The lessons in resale are numerous for Stack. He now operates with a long list of guidelines for himself. When he’s sizing up a storage unit — typically landing on the auction block because of default either due to divorce, death or jail — he has to see enough potential to make the cleanup work that’s part of the purchase worth his time.
“If I don’t see enough items in there to double up (the price he’s paying), I quit bidding,” he said.
He’s been doing it long enough to recognize what seem to be staples of every storage unit: a crock pot and a microwave. The latter typically run $15 apiece in his store. But if it will take him longer than an hour to clean one up, it goes to the trash instead.
He has supplies of brand-new furniture closed out from a major retailer that he sells at a fraction of the original asking price. Because the store features so much of that and other new items, Stack is uncomfortable with the perception of his business as a thrift store.
But he’s also overrun with items that might be easily found on the shelves of such businesses: board games, coffee mugs, trading cards, dishes, decor.
As his warehouse has filled, he’s gotten more selective about what he resells. “A lot of plastics are tossed,” he said. “Anything scratched, dinged or dented goes.”

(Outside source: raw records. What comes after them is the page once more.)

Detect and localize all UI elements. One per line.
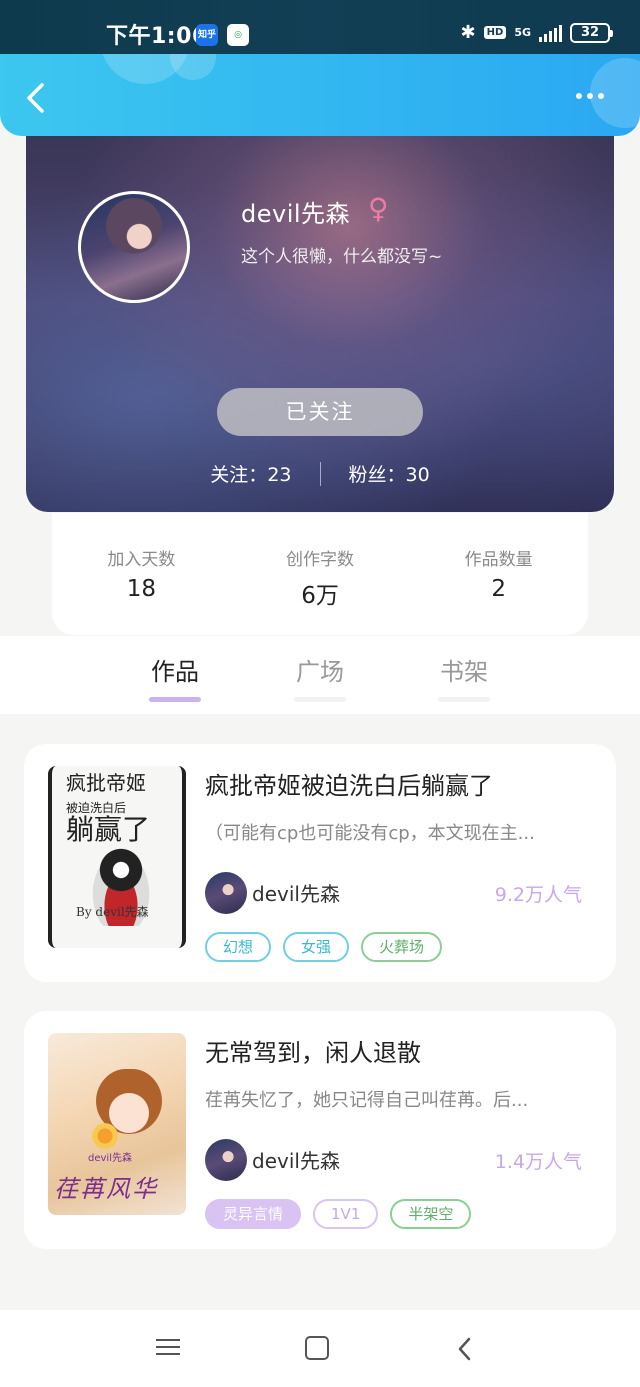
status-bar: 下午1:06 知乎 ◎ ✱ HD 5G 32 (0, 0, 640, 54)
cover-author: By devil先森 (76, 905, 149, 919)
following-label: 关注： (210, 464, 268, 486)
tab-works[interactable]: 作品 (130, 652, 220, 702)
follow-button[interactable]: 已关注 (217, 388, 423, 436)
china-mobile-app-icon: ◎ (227, 24, 249, 46)
back-button[interactable] (22, 82, 50, 114)
work-tags: 灵异言情 1V1 半架空 (205, 1199, 472, 1229)
more-dot-icon (598, 93, 604, 99)
stat-word-count: 创作字数 6万 (231, 513, 410, 635)
work-tags: 幻想 女强 火葬场 (205, 932, 443, 962)
stat-label: 作品数量 (464, 550, 533, 570)
tab-label: 广场 (296, 658, 344, 686)
author-stats-card: 加入天数 18 创作字数 6万 作品数量 2 (52, 513, 588, 635)
work-description: （可能有cp也可能没有cp，本文现在主... (205, 823, 535, 844)
system-nav-bar (0, 1310, 640, 1387)
stat-join-days: 加入天数 18 (52, 513, 231, 635)
work-description: 荏苒失忆了，她只记得自己叫荏苒。后... (205, 1090, 529, 1111)
tag-chip[interactable]: 幻想 (205, 932, 272, 962)
book-cover[interactable]: devil先森 荏苒风华 (48, 1033, 186, 1215)
app-header (0, 54, 640, 136)
cover-title-big: 躺赢了 (66, 813, 151, 846)
following-count: 23 (267, 464, 292, 486)
status-indicators: ✱ HD 5G 32 (460, 22, 613, 43)
tab-indicator (438, 697, 490, 702)
book-cover[interactable]: 疯批帝姬 被迫洗白后 躺赢了 By devil先森 (48, 766, 186, 948)
profile-hero: devil先森 ♀ 这个人很懒，什么都没写~ 已关注 关注：23 粉丝：30 (26, 130, 614, 512)
fans-label: 粉丝： (348, 464, 406, 486)
tab-label: 作品 (151, 658, 199, 686)
following-stat[interactable]: 关注：23 (210, 460, 291, 487)
network-type: 5G (514, 25, 531, 39)
menu-line-icon (156, 1339, 180, 1341)
decor-bubble (170, 54, 216, 80)
back-arrow-icon (27, 83, 44, 113)
tab-indicator (149, 697, 201, 702)
profile-tabs: 作品 广场 书架 (0, 636, 640, 714)
stat-value: 6万 (301, 583, 339, 609)
work-author: devil先森 (252, 882, 340, 906)
female-gender-icon: ♀ (368, 192, 389, 225)
hd-icon: HD (483, 26, 507, 39)
work-popularity: 1.4万人气 (494, 1151, 582, 1173)
work-title[interactable]: 疯批帝姬被迫洗白后躺赢了 (205, 766, 493, 801)
system-back-button[interactable] (450, 1334, 480, 1364)
stat-label: 加入天数 (107, 550, 176, 570)
work-popularity: 9.2万人气 (494, 884, 582, 906)
fans-stat[interactable]: 粉丝：30 (349, 460, 430, 487)
author-avatar (205, 872, 247, 914)
tag-chip[interactable]: 半架空 (390, 1199, 472, 1229)
cover-title: 疯批帝姬 被迫洗白后 躺赢了 (66, 771, 176, 846)
menu-line-icon (156, 1353, 180, 1355)
stat-value: 18 (126, 576, 156, 602)
work-author: devil先森 (252, 1149, 340, 1173)
fans-count: 30 (405, 464, 430, 486)
bluetooth-icon: ✱ (460, 22, 476, 43)
stat-value: 2 (491, 576, 506, 602)
cover-flower (90, 1121, 120, 1151)
profile-name: devil先森 (241, 200, 351, 228)
tag-chip[interactable]: 1V1 (313, 1199, 379, 1229)
signal-icon (539, 24, 562, 42)
work-title[interactable]: 无常驾到，闲人退散 (205, 1033, 421, 1068)
recent-apps-button[interactable] (156, 1334, 186, 1364)
menu-line-icon (156, 1346, 180, 1348)
tag-chip[interactable]: 火葬场 (361, 932, 443, 962)
work-card[interactable]: 疯批帝姬 被迫洗白后 躺赢了 By devil先森 疯批帝姬被迫洗白后躺赢了 （可能… (24, 744, 616, 982)
tab-label: 书架 (440, 658, 488, 686)
tag-chip[interactable]: 女强 (283, 932, 350, 962)
cover-author: devil先森 (88, 1153, 132, 1164)
back-chevron-icon (458, 1337, 471, 1361)
stat-work-count: 作品数量 2 (409, 513, 588, 635)
zhihu-app-icon: 知乎 (196, 24, 218, 46)
tab-bookshelf[interactable]: 书架 (419, 652, 509, 702)
home-button[interactable] (305, 1336, 329, 1360)
author-avatar (205, 1139, 247, 1181)
divider (319, 461, 321, 486)
tag-chip[interactable]: 灵异言情 (205, 1199, 302, 1229)
tab-square[interactable]: 广场 (275, 652, 365, 702)
follow-counts: 关注：23 粉丝：30 (26, 460, 614, 487)
stat-label: 创作字数 (286, 550, 354, 570)
more-dot-icon (576, 93, 582, 99)
profile-bio: 这个人很懒，什么都没写~ (241, 247, 443, 267)
more-dot-icon (587, 93, 593, 99)
cover-title-line: 疯批帝姬 (66, 771, 146, 795)
status-time: 下午1:06 (106, 24, 208, 49)
cover-title: 荏苒风华 (54, 1175, 158, 1203)
battery-icon: 32 (570, 22, 613, 43)
more-options-button[interactable] (576, 86, 612, 106)
profile-avatar[interactable] (78, 191, 190, 303)
tab-indicator (294, 697, 346, 702)
work-card[interactable]: devil先森 荏苒风华 无常驾到，闲人退散 荏苒失忆了，她只记得自己叫荏苒。后… (24, 1011, 616, 1249)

He said he’s happy to supply a regular team of Dumpster divers, who can use the clothing themselves or know someone else who can. Anything made with pressboard typically gets moved to his back alley with a “free” sign on it. Units that have pet items and baby furniture allow him to donate back to some of his favorite charitable organizations. He’s also contributed weight benches, a cargo parachute and jute rope to Jubilee Youth Ranch.
When the organization needed a new leather couch, leaders went to Stack, who traded for three wall mounts. Two small ones have sold. A South African kudu mount will go quickly once it’s out of the warehouse, Stack said.
It’s a dirty job at times. “We find stuff in these units that nobody is ever going to want to deal with,” Stack said. Stained mattresses, smut, piles and piles of clothing. In one unit, he found two crack pipes and syringes. But he’s been approached with as many treasures: Civil War-era swords and bayonets, German oil paintings, man cave accessories. “Nascar’s been very good to me,” he quipped as he sifted through items at the front of the store.
Staging, he said, is essential to the resale shopping experience. But more importantly — and the pillar of success for a growing sector in the market — is the knowledge that everything, from the bear trap to the saw vise and the Coach purses to the antique rings has value.
“As soon as you have somebody that wants something, a second person will want it, too,” he said. “Suddenly it has value.”